Fermionic and Bosonic Stabilizing Effects for Type I and Type II Dimension Bubbles

TL;DR

This paper investigates the stabilization mechanisms of dimension bubbles, a type of 4d soliton from 5d theories with extra dimensions, highlighting how particle entrapment and photon effects contribute to their stability.

Contribution

It introduces a detailed analysis of fermionic, bosonic, and photon effects in stabilizing dimension bubbles, expanding understanding of their properties and potential long-lived states.

Findings

Type I bubbles can be stabilized by particle entrapment.

Type II bubbles expel massive particles but can be stabilized by photons.

Plasma-filled bubbles may exist as long-lived metastable states.

Abstract

We consider two types of "dimension bubbles", which are viewed as 4d nontopological solitons that emerge from a 5d theory with a compact extra dimension. The size of the extra dimension varies rapidly within the domain wall of the soliton. We consider the cases of type I (II) bubbles where the size of the extra dimension inside the bubble is much larger (smaller) than outside.
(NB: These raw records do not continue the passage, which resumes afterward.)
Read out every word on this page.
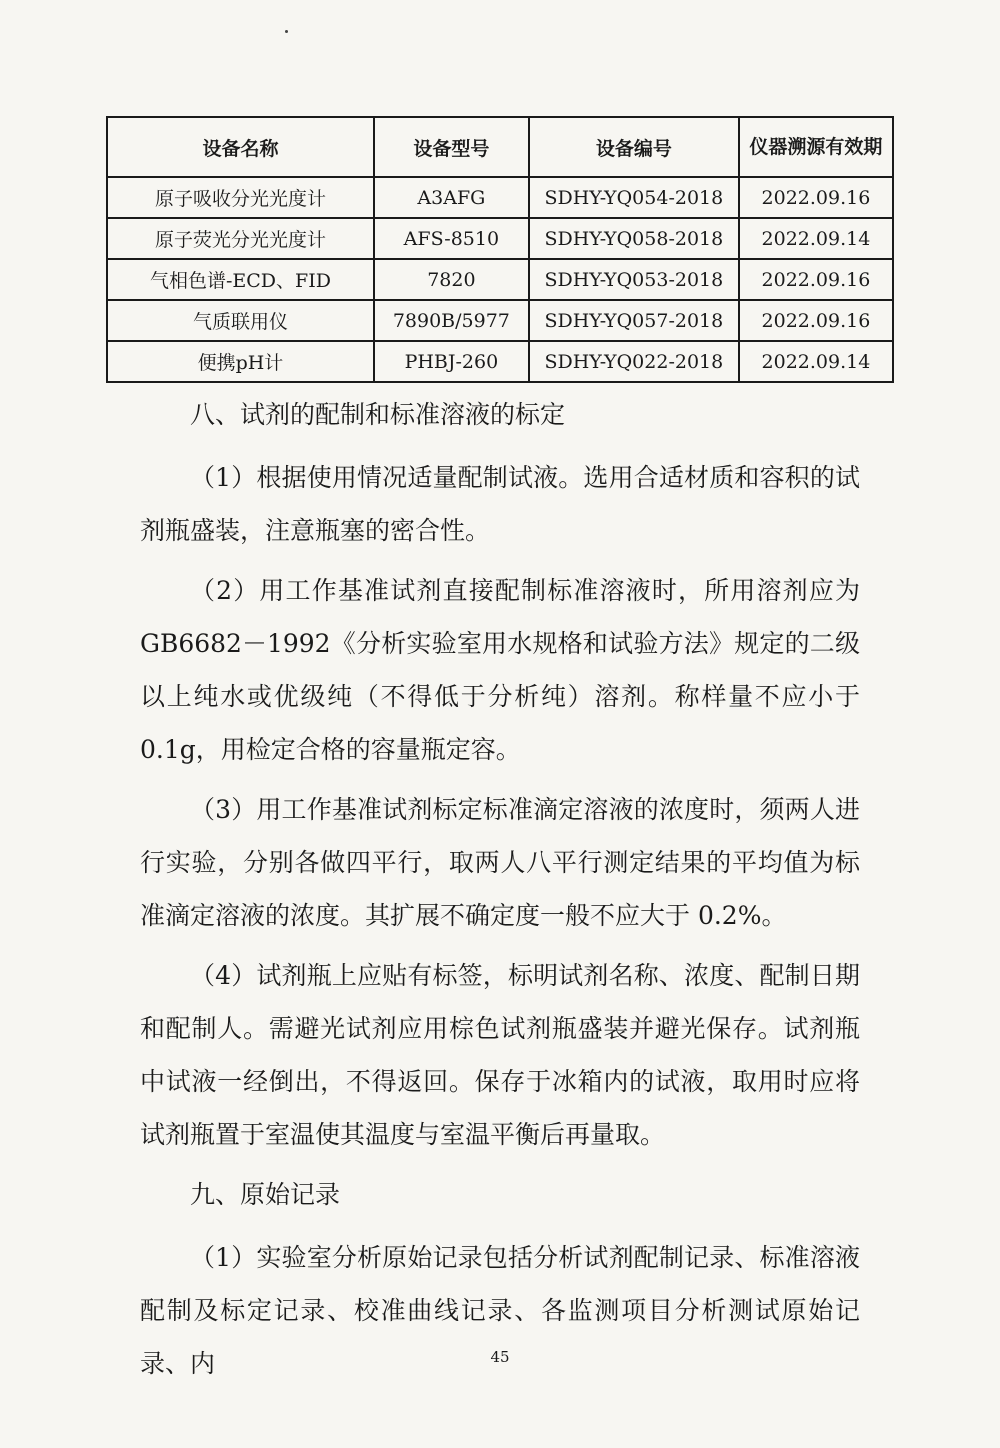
设备名称	设备型号	设备编号	仪器溯源有效期
原子吸收分光光度计	A3AFG	SDHY-YQ054-2018	2022.09.16
原子荧光分光光度计	AFS-8510	SDHY-YQ058-2018	2022.09.14
气相色谱-ECD、FID	7820	SDHY-YQ053-2018	2022.09.16
气质联用仪	7890B/5977	SDHY-YQ057-2018	2022.09.16
便携pH计	PHBJ-260	SDHY-YQ022-2018	2022.09.14

八、试剂的配制和标准溶液的标定

（1）根据使用情况适量配制试液。选用合适材质和容积的试剂瓶盛装，注意瓶塞的密合性。

（2）用工作基准试剂直接配制标准溶液时，所用溶剂应为GB6682－1992《分析实验室用水规格和试验方法》规定的二级以上纯水或优级纯（不得低于分析纯）溶剂。称样量不应小于 0.1g，用检定合格的容量瓶定容。

（3）用工作基准试剂标定标准滴定溶液的浓度时，须两人进行实验，分别各做四平行，取两人八平行测定结果的平均值为标准滴定溶液的浓度。其扩展不确定度一般不应大于 0.2%。

（4）试剂瓶上应贴有标签，标明试剂名称、浓度、配制日期和配制人。需避光试剂应用棕色试剂瓶盛装并避光保存。试剂瓶中试液一经倒出，不得返回。保存于冰箱内的试液，取用时应将试剂瓶置于室温使其温度与室温平衡后再量取。

九、原始记录

（1）实验室分析原始记录包括分析试剂配制记录、标准溶液配制及标定记录、校准曲线记录、各监测项目分析测试原始记录、内	45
Type I bubbles with thin domain walls can be stabilized by the entrapment of various particle modes whose masses become much smaller inside than outside the bubble. This is demonstrated here for the cases of scalar bosons, fermions, and massive vector bosons, including both Kaluza-Klein zero modes and Kaluza-Klein excitation modes. Type II bubbles expel massive particle modes but both types can be stabilized by photons. Plasma filled bubbles containing a variety of massless or nearly massless radiation modes may exist as long-lived metastable states. Furthermore, in contrast to the case with a "gravitational bag", the metric for a fluid-filled dimension bubble does not exhibit a naked singularity at the bubble's center.